Oh, shit.  Maybe he should forge ahead with the philosophical discussion after all. 

Jack said nothing, merely waited, recognizing full well Daniel wasn't done.

"Was it someone on the staff here?"

"No," he responded woodenly.

"Then where would I have met her?"  Daniel raised his head again.  "Surely not - off world?  I was married to an . . . alien?" 

That earned a twisted smile from the Colonel.  "Yeah, actually, she was.  But you should know, at least from Vis Uban, not all aliens are non-humans.  Sha’re was probably a descendant of some long ago Egyptian Pharaoh.  You thought it likely Abydos was originally colonized by transplanted Tau'ri Egyptians.  There’s solid evidence for the hypothesis that many of the planets were originally colonized with humans from Earth, or Tau'ri, as Earth humans are called by most of the rest of the galaxy.  Seeded, so to speak, by both the bad guys and the good guys."

"Galaxy," Daniel breathed softly.  "Most of the rest of the galaxy.  I know I came back with you through the Stargate, but it doesn't seem real.  What did you say her name was?"


"That's beautiful," Daniel sighed wistfully.

"She was beautiful.  You were meant to be together, Daniel.  Even if it wasn't destined to last a life time."

"What happened?"

"She died." 

Daniel just looked at him. 

Jack sighed again.  "All right, she was killed during a mission that went very, very bad.  And Frasier is so going to have my head if I give you worse nightmares than you're having already.  Why don't we let this particular ghost lie dormant a little longer?  At least until you remember this on your own.  I don't think it's a good idea to be telling you this stuff when you don't have any perspective on it . . . do you trust me?"

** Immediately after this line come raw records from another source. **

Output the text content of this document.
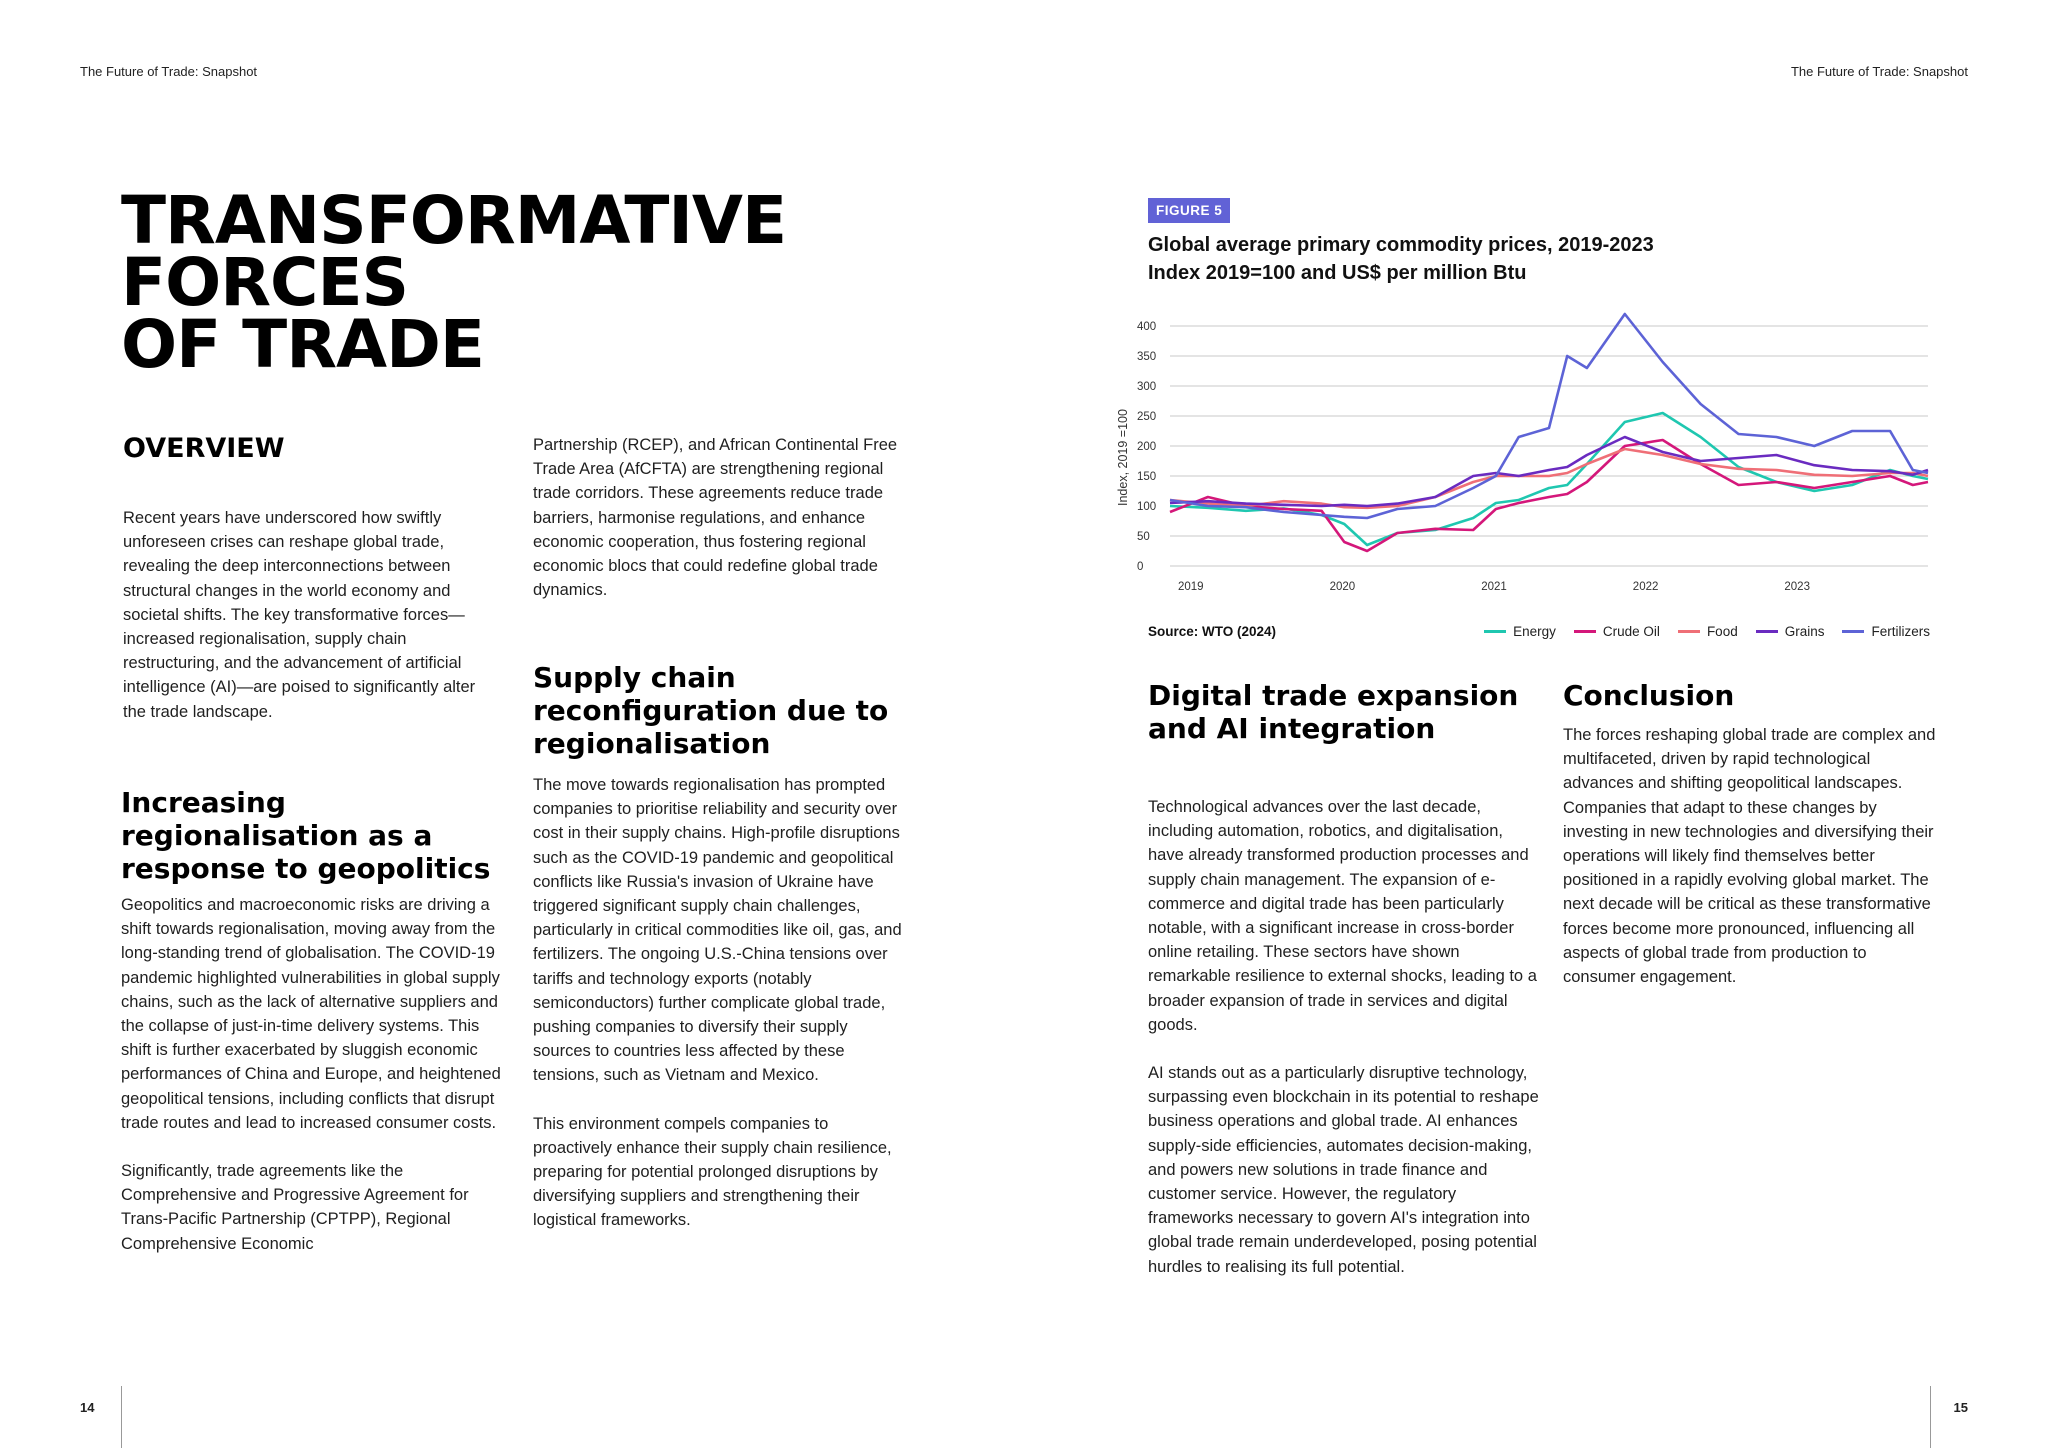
The Future of Trade: Snapshot	The Future of Trade: Snapshot
TRANSFORMATIVE
FORCES
OF TRADE
OVERVIEW

Recent years have underscored how swiftly unforeseen crises can reshape global trade, revealing the deep interconnections between structural changes in the world economy and societal shifts. The key transformative forces—increased regionalisation, supply chain restructuring, and the advancement of artificial intelligence (AI)—are poised to significantly alter the trade landscape.

Increasing regionalisation as a response to geopolitics

Geopolitics and macroeconomic risks are driving a shift towards regionalisation, moving away from the long-standing trend of globalisation. The COVID-19 pandemic highlighted vulnerabilities in global supply chains, such as the lack of alternative suppliers and the collapse of just-in-time delivery systems. This shift is further exacerbated by sluggish economic performances of China and Europe, and heightened geopolitical tensions, including conflicts that disrupt trade routes and lead to increased consumer costs.

Significantly, trade agreements like the Comprehensive and Progressive Agreement for Trans-Pacific Partnership (CPTPP), Regional Comprehensive Economic

Partnership (RCEP), and African Continental Free Trade Area (AfCFTA) are strengthening regional trade corridors. These agreements reduce trade barriers, harmonise regulations, and enhance economic cooperation, thus fostering regional economic blocs that could redefine global trade dynamics.

Supply chain reconfiguration due to regionalisation

The move towards regionalisation has prompted companies to prioritise reliability and security over cost in their supply chains. High-profile disruptions such as the COVID-19 pandemic and geopolitical conflicts like Russia's invasion of Ukraine have triggered significant supply chain challenges, particularly in critical commodities like oil, gas, and fertilizers. The ongoing U.S.-China tensions over tariffs and technology exports (notably semiconductors) further complicate global trade, pushing companies to diversify their supply sources to countries less affected by these tensions, such as Vietnam and Mexico.

This environment compels companies to proactively enhance their supply chain resilience, preparing for potential prolonged disruptions by diversifying suppliers and strengthening their logistical frameworks.

FIGURE 5
Global average primary commodity prices, 2019-2023
Index 2019=100 and US$ per million Btu
0
50
100
150
200
250
300
350
400
2019	2020	2021	2022	2023
Index, 2019 =100
Source: WTO (2024)	Energy	Crude Oil	Food	Grains	Fertilizers
Digital trade expansion and AI integration

Technological advances over the last decade, including automation, robotics, and digitalisation, have already transformed production processes and supply chain management. The expansion of e-commerce and digital trade has been particularly notable, with a significant increase in cross-border online retailing. These sectors have shown remarkable resilience to external shocks, leading to a broader expansion of trade in services and digital goods.

AI stands out as a particularly disruptive technology, surpassing even blockchain in its potential to reshape business operations and global trade. AI enhances supply-side efficiencies, automates decision-making, and powers new solutions in trade finance and customer service. However, the regulatory frameworks necessary to govern AI's integration into global trade remain underdeveloped, posing potential hurdles to realising its full potential.

Conclusion

The forces reshaping global trade are complex and multifaceted, driven by rapid technological advances and shifting geopolitical landscapes. Companies that adapt to these changes by investing in new technologies and diversifying their operations will likely find themselves better positioned in a rapidly evolving global market. The next decade will be critical as these transformative forces become more pronounced, influencing all aspects of global trade from production to consumer engagement.

14	15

"Is there some reason I shouldn’t?"  Daniel put his head down again.  "I'm tired."

"Now there’s a surprise.  I'm exhausted and I've probably slept more than you.  Will you at least try to go back to sleep?"

"No.  But you can go back to bed.  I'm fine."

"Dammit, Daniel!"  Jack smacked his hand down on the tabletop, causing the linguist to jump nearly out of his seat.  "That's another habit that needs to be broken before you start it up again.  You cannot tell me you're fine when you're not!"